The formula for finding the z-score is:
z = (x - μ) / σ,
where:
z is the z-score,
x is the individual score,
μ is the mean of the population, and
σ is the standard deviation of the population.
Given information:
x₁ = 88, z₁ = +2.00,
x₂ = 79, z₂ = -1.00.
Using the first set of information, we can write:
2.00 = (88 - μ) / σ,
and using the second set of information, we can write:
-1.00 = (79 - μ) / σ.
To solve these two equations, we need to eliminate μ so that we can solve for σ.

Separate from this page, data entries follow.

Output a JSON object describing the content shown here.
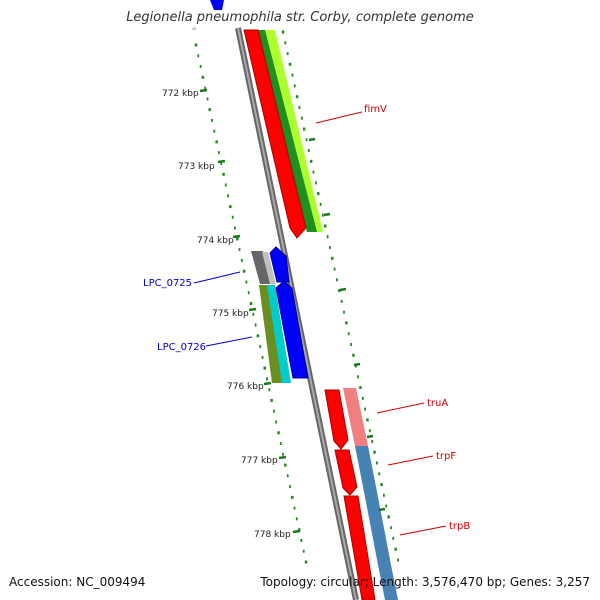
{
  "title": "Legionella pneumophila str. Corby, complete genome",
  "footer": {
    "accession": "Accession: NC_009494",
    "summary": "Topology: circular; Length: 3,576,470 bp; Genes: 3,257"
  },
  "ticks": [
    "772 kbp",
    "773 kbp",
    "774 kbp",
    "775 kbp",
    "776 kbp",
    "777 kbp",
    "778 kbp"
  ],
  "genes": [
    {
      "name": "fimV",
      "color": "#cc0000"
    },
    {
      "name": "LPC_0725",
      "color": "#0000cc"
    },
    {
      "name": "LPC_0726",
      "color": "#0000cc"
    },
    {
      "name": "truA",
      "color": "#cc0000"
    },
    {
      "name": "trpF",
      "color": "#cc0000"
    },
    {
      "name": "trpB",
      "color": "#cc0000"
    }
  ],
  "colors": {
    "backbone": "#888888",
    "cds_red": "#ff0000",
    "cds_blue": "#0000ff",
    "gc_green": "#228b22",
    "tick_green": "#1a7a1a",
    "olive": "#808000",
    "cyan": "#00cccc",
    "pink": "#f08080",
    "steelblue": "#4682b4",
    "lime": "#adff2f",
    "gray": "#666666"
  }
}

Rearranging the first equation, we get:
2.00σ = 88 - μ.
Now, substitute this expression into the second equation:
-1.00 = (79 - (2.00σ)) / σ.
Simplifying:
-1.00 = 79/σ - 2.00.
Now, cross-multiply:
-1.00σ = 79 - 2.00σ.
Collecting like terms:
1.00σ = 79.
Dividing both sides by 1.00:
σ = 79.
Substitute this value of σ into one of the previous equations to solve for μ. Let's use the first equation:
2.00 = (88 - μ) / 79.
Multiplying both sides by 79:
158 = 88 - μ.
Rearranging the equation:
μ = 88 - 158.
Simplifying:
μ = -70.
So, the mean of the population is μ = -70, and the standard deviation is σ = 79.

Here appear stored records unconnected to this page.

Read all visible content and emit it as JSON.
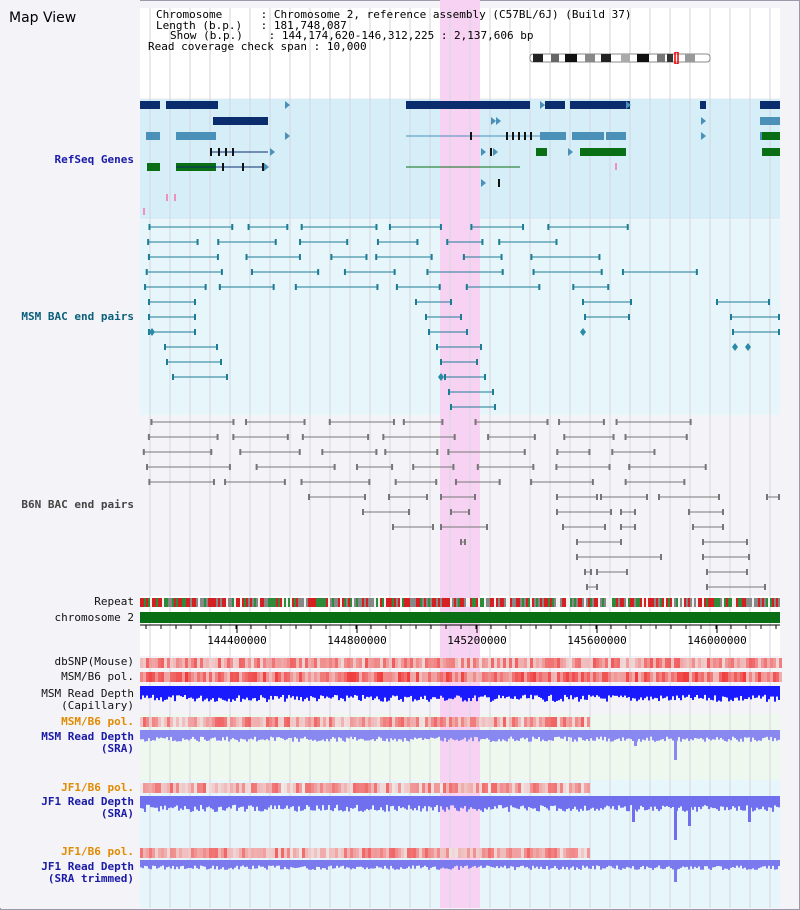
{
  "header": {
    "title": "Map View",
    "chromosome_label": "Chromosome",
    "chromosome_value": "Chromosome 2, reference assembly (C57BL/6J) (Build 37)",
    "length_label": "Length (b.p.)",
    "length_value": "181,748,087",
    "show_label": "Show (b.p.)",
    "show_value": "144,174,620-146,312,225 : 2,137,606 bp",
    "coverage_label": "Read coverage check span",
    "coverage_value": "10,000"
  },
  "tracks": {
    "refseq": "RefSeq Genes",
    "msm_bac": "MSM BAC end pairs",
    "b6n_bac": "B6N BAC end pairs",
    "repeat": "Repeat",
    "chromosome": "chromosome 2",
    "dbsnp": "dbSNP(Mouse)",
    "msm_b6_pol_1": "MSM/B6 pol.",
    "msm_depth_cap_1": "MSM Read Depth",
    "msm_depth_cap_2": "(Capillary)",
    "msm_b6_pol_2": "MSM/B6 pol.",
    "msm_depth_sra_1": "MSM Read Depth",
    "msm_depth_sra_2": "(SRA)",
    "jf1_b6_pol_1": "JF1/B6 pol.",
    "jf1_depth_sra_1": "JF1 Read Depth",
    "jf1_depth_sra_2": "(SRA)",
    "jf1_b6_pol_2": "JF1/B6 pol.",
    "jf1_depth_trim_1": "JF1 Read Depth",
    "jf1_depth_trim_2": "(SRA trimmed)"
  },
  "axis": {
    "ticks": [
      "144400000",
      "144800000",
      "145200000",
      "145600000",
      "146000000"
    ]
  },
  "colors": {
    "highlight": "#f7d2f2",
    "refseq_bg": "#d6eef8",
    "msm_bg": "#e6f6fa",
    "b6n_bg": "#f4f4f8",
    "gene_dark": "#0b2d6e",
    "gene_mid": "#4a90b8",
    "gene_green": "#0a6e14",
    "chromosome_green": "#0a6e14"
  }
}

To find the mean and standard deviation for the population, we need to use the formula for converting a score to a z-score. The formula for converting a score to a z-score is:
z = (x - μ) / σ
Where:
- z is the z-score
- x is the score
- μ is the mean
- σ is the standard deviation
Using the given information, we can set up two equations:
For x = 88, z = +2.00
2 = (88 - μ) / σ
For x = 79, z = -1.00
-1 = (79 - μ) / σ
We now have a system of two equations with two variables (μ and σ). We can solve this system to find the mean (μ) and the standard deviation (σ).

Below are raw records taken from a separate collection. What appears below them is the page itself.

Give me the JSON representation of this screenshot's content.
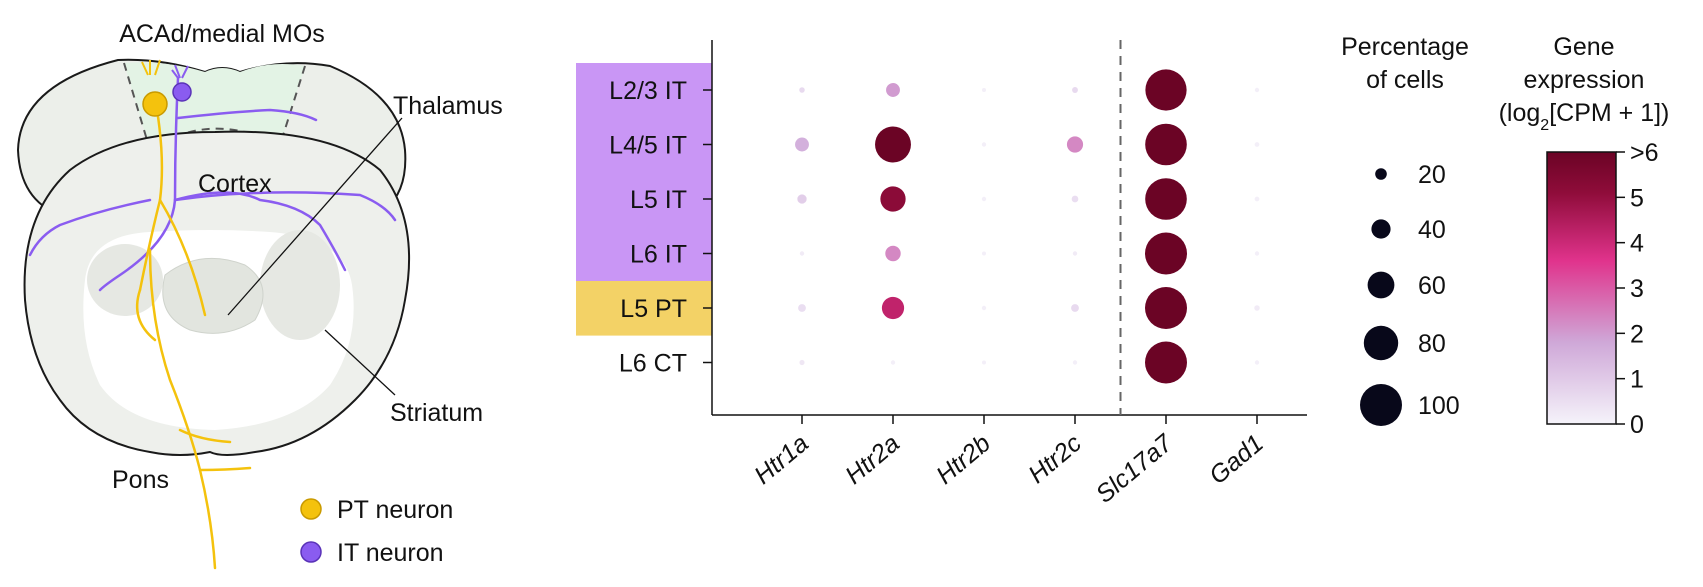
{
  "diagram": {
    "title": "ACAd/medial MOs",
    "labels": {
      "thalamus": "Thalamus",
      "cortex": "Cortex",
      "striatum": "Striatum",
      "pons": "Pons"
    },
    "legend": [
      {
        "label": "PT neuron",
        "color": "#f4c20d"
      },
      {
        "label": "IT neuron",
        "color": "#8a5cf0"
      }
    ],
    "colors": {
      "pt": "#f4c20d",
      "it": "#8a5cf0"
    }
  },
  "chart_data": {
    "type": "dotplot",
    "rows": [
      "L2/3 IT",
      "L4/5 IT",
      "L5 IT",
      "L6 IT",
      "L5 PT",
      "L6 CT"
    ],
    "row_band_colors": [
      "#c996f5",
      "#c996f5",
      "#c996f5",
      "#c996f5",
      "#f3d266",
      "#ffffff"
    ],
    "columns": [
      "Htr1a",
      "Htr2a",
      "Htr2b",
      "Htr2c",
      "Slc17a7",
      "Gad1"
    ],
    "divider_after_column": "Htr2c",
    "percentage": [
      [
        4,
        26,
        0,
        5,
        98,
        1
      ],
      [
        26,
        84,
        1,
        32,
        99,
        2
      ],
      [
        14,
        56,
        1,
        7,
        99,
        2
      ],
      [
        1,
        30,
        0,
        1,
        100,
        1
      ],
      [
        10,
        48,
        1,
        10,
        100,
        4
      ],
      [
        3,
        1,
        0,
        1,
        100,
        1
      ]
    ],
    "expression": [
      [
        0.6,
        2.0,
        0.1,
        0.6,
        6.5,
        0.1
      ],
      [
        1.6,
        6.5,
        0.1,
        2.3,
        6.5,
        0.1
      ],
      [
        0.9,
        5.2,
        0.1,
        0.5,
        6.5,
        0.1
      ],
      [
        0.2,
        2.3,
        0.1,
        0.2,
        6.5,
        0.1
      ],
      [
        0.5,
        4.2,
        0.1,
        0.6,
        6.5,
        0.2
      ],
      [
        0.3,
        0.1,
        0.1,
        0.1,
        6.5,
        0.1
      ]
    ],
    "size_legend": {
      "title_line1": "Percentage",
      "title_line2": "of cells",
      "values": [
        "20",
        "40",
        "60",
        "80",
        "100"
      ]
    },
    "color_legend": {
      "title_line1": "Gene",
      "title_line2": "expression",
      "title_line3_pre": "(log",
      "title_line3_sub": "2",
      "title_line3_post": "[CPM + 1])",
      "ticks": [
        "0",
        "1",
        "2",
        "3",
        "4",
        "5",
        ">6"
      ],
      "scale_max": 6,
      "colors": [
        "#f5f3fa",
        "#cfa8d8",
        "#e0338c",
        "#8f0c3a",
        "#6b0425"
      ]
    }
  }
}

Let's start by solving the first equation for μ in terms of σ:
2 = (88 - μ) / σ
Multiply both sides by σ:
2σ = 88 - μ
Subtract 88 from both sides:
2σ - 88 = -μ
Multiply both sides by -1 (to make μ positive):
μ = 88 - 2σ
Next, substitute this expression for μ into the second equation:
-1 = (79 - μ) / σ
-1 = (79 - (88 - 2σ)) / σ
-1 = (79 - 88 + 2σ) / σ
-1 = (-9 + 2σ) / σ
Multiply both sides by σ:
-σ = -9 + 2σ
Add σ to both sides:
0 = 9 + σ
Subtract 9 from both sides:
σ = -9
Oops! It seems like there might have been a mistake in the equation setup or solution process. Let's try again:
Let's solve the second equation for μ in terms of σ:
-1 = (79 - μ) / σ
Multiply both sides by σ:
-σ = 79 - μ
Add μ to both sides:
μ - σ = 79
Now substitute this expression for μ into the first equation:
2 = (88 - μ) / σ
2 = (88 - (μ - σ)) / σ
2 = (88 - μ + σ) / σ
Multiply both sides by σ:
2σ = 88 - μ + σ
Combine like terms:
2σ - σ = 88 - μ
σ = 88 - μ
Now we can substitute the expression for σ we obtained earlier:
σ = 88 - μ
-σ = 79 - μ
-9 = 79 - μ
μ = 79 + 9
μ = 88
Now we can substitute the value of μ into either of the original equations to solve for σ. Let's use the second equation for simplicity:
-1 = (79 - μ) / σ
-1 = (79 - 88) / σ
-1 = -9 / σ
Multiply both sides by σ:
-σ = -9
σ = 9
Therefore, the mean (μ) of the population is 88 and the standard deviation (σ) is 9.